Political Signs
Adams Stirling PLC
Menu

POLITICAL SIGNS

QUESTION: It says in our CC&Rs that no political signs are allowed. The association does not want political signs cluttering up the property. Is that allowable?

ANSWER: Although associations can prohibit signs in the common areas, they cannot prohibit political signs, posters, flags or banners on or in an owner's separate interest unless (i) made of lights, roofing, siding, paving materials, flora, or balloons, or any other similar building, landscaping, or decorative component, or include the painting of architectural surfaces, or (ii) signs or posters are more than nine square feet in size or flags or banners that are more than 15 square feet in size. (Civ. Code §4710.) In addition, signs, posters and flags displaying obscenity or fighting words can be restricted.

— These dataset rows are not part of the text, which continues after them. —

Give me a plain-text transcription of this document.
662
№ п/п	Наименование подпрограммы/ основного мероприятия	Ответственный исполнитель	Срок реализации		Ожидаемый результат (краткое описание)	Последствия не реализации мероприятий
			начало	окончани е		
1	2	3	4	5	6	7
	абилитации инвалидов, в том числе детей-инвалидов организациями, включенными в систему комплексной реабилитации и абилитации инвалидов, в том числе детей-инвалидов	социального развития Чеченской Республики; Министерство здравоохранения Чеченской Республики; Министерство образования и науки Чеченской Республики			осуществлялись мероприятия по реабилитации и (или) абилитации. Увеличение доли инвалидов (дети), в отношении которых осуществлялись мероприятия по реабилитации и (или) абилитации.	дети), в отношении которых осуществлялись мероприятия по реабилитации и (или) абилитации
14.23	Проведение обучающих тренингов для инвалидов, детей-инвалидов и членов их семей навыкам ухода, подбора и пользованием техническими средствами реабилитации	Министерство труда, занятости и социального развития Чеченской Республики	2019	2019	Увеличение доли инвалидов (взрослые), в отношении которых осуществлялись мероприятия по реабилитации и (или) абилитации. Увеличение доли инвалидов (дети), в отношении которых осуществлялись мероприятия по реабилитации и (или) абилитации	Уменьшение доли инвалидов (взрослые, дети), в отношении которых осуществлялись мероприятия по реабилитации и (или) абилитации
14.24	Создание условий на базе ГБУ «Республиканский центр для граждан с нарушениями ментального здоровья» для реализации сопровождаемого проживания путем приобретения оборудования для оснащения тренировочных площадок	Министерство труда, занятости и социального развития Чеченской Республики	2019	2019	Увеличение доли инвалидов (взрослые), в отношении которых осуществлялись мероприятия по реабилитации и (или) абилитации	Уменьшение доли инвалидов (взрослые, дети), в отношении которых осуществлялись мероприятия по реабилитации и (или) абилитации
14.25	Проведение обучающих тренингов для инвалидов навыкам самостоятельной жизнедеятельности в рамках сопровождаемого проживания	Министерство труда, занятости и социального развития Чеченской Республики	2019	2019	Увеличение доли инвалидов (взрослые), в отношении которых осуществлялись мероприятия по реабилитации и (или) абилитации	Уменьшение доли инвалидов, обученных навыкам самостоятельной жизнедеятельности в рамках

Time Limits. Associations can set reasonable time periods for the display of political signs. In mobilehome residency law regulating subdivisions, cooperatives and condominiums, a political sign "may not be displayed in excess of a period of time from 90 days prior to an election to 15 days following the election, unless a local ordinance... imposes a more restrictive period of time for the display of such a sign." (Civ. Code §799.10.)

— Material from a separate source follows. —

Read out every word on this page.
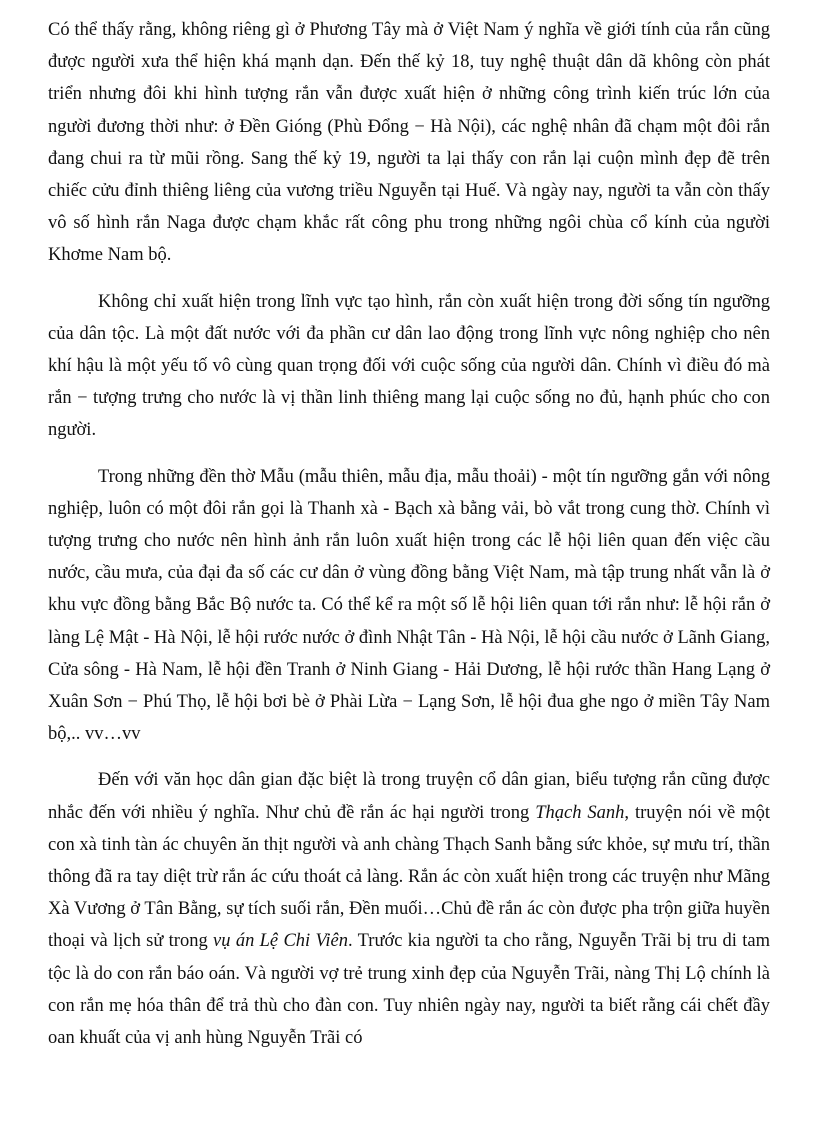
Có thể thấy rằng, không riêng gì ở Phương Tây mà ở Việt Nam ý nghĩa về giới tính của rắn cũng được người xưa thể hiện khá mạnh dạn. Đến thế kỷ 18, tuy nghệ thuật dân dã không còn phát triển nhưng đôi khi hình tượng rắn vẫn được xuất hiện ở những công trình kiến trúc lớn của người đương thời như: ở Đền Gióng (Phù Đổng − Hà Nội), các nghệ nhân đã chạm một đôi rắn đang chui ra từ mũi rồng. Sang thế kỷ 19, người ta lại thấy con rắn lại cuộn mình đẹp đẽ trên chiếc cửu đỉnh thiêng liêng của vương triều Nguyễn tại Huế. Và ngày nay, người ta vẫn còn thấy vô số hình rắn Naga được chạm khắc rất công phu trong những ngôi chùa cổ kính của người Khơme Nam bộ.

Không chỉ xuất hiện trong lĩnh vực tạo hình, rắn còn xuất hiện trong đời sống tín ngưỡng của dân tộc. Là một đất nước với đa phần cư dân lao động trong lĩnh vực nông nghiệp cho nên khí hậu là một yếu tố vô cùng quan trọng đối với cuộc sống của người dân. Chính vì điều đó mà rắn − tượng trưng cho nước là vị thần linh thiêng mang lại cuộc sống no đủ, hạnh phúc cho con người.

Trong những đền thờ Mẫu (mẫu thiên, mẫu địa, mẫu thoải) - một tín ngưỡng gắn với nông nghiệp, luôn có một đôi rắn gọi là Thanh xà - Bạch xà bằng vải, bò vắt trong cung thờ. Chính vì tượng trưng cho nước nên hình ảnh rắn luôn xuất hiện trong các lễ hội liên quan đến việc cầu nước, cầu mưa, của đại đa số các cư dân ở vùng đồng bằng Việt Nam, mà tập trung nhất vẫn là ở khu vực đồng bằng Bắc Bộ nước ta. Có thể kể ra một số lễ hội liên quan tới rắn như: lễ hội rắn ở làng Lệ Mật - Hà Nội, lễ hội rước nước ở đình Nhật Tân - Hà Nội, lễ hội cầu nước ở Lãnh Giang, Cửa sông - Hà Nam, lễ hội đền Tranh ở Ninh Giang - Hải Dương, lễ hội rước thần Hang Lạng ở Xuân Sơn − Phú Thọ, lễ hội bơi bè ở Phài Lừa − Lạng Sơn, lễ hội đua ghe ngo ở miền Tây Nam bộ,.. vv…vv

Đến với văn học dân gian đặc biệt là trong truyện cổ dân gian, biểu tượng rắn cũng được nhắc đến với nhiều ý nghĩa. Như chủ đề rắn ác hại người trong Thạch Sanh, truyện nói về một con xà tinh tàn ác chuyên ăn thịt người và anh chàng Thạch Sanh bằng sức khỏe, sự mưu trí, thần thông đã ra tay diệt trừ rắn ác cứu thoát cả làng. Rắn ác còn xuất hiện trong các truyện như Mãng Xà Vương ở Tân Bằng, sự tích suối rắn, Đền muối…Chủ đề rắn ác còn được pha trộn giữa huyền thoại và lịch sử trong vụ án Lệ Chi Viên. Trước kia người ta cho rằng, Nguyễn Trãi bị tru di tam tộc là do con rắn báo oán. Và người vợ trẻ trung xinh đẹp của Nguyễn Trãi, nàng Thị Lộ chính là con rắn mẹ hóa thân để trả thù cho đàn con. Tuy nhiên ngày nay, người ta biết rằng cái chết đầy oan khuất của vị anh hùng Nguyễn Trãi có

In addition, various appellate cases have likened associations to landlords and owners to tenants. By statute, "A tenant shall post and remove political signs in compliance with the time limits set by the ordinance for the jurisdiction where the premises are located... If no local ordinance exists or if the local ordinance does not include a time limit for posting and removing political signs on private property, the landlord may establish a reasonable time period for the posting and removal of political signs. A reasonable time period for this purpose shall begin at least 90 days prior to the date of the election or vote to which the sign relates and end at least 15 days following the date of the election or vote." (Civ. Code §1940.4(d).)

Number of Signs. Associations can also set reasonable limits on the number of signs. In a case that dealt with real estate signs in a homeowners association, the court concluded, "While an association may not ban such advertisements entirely [cite], to protect all owners it may impose reasonable restrictions for aesthetic purposes [cite].... Moreover, we see no problem with allowing only one sign per unit, or requiring that signs be removed within three days of a lease or sale." (Fourth La Costa v. Seith.) When it comes to political signs, one sign might be too restrictive but maybe not. It will depend on what a court deems "reasonable."

Recommendation: Boards should work with legal counsel to develop reasonable rules related to signage.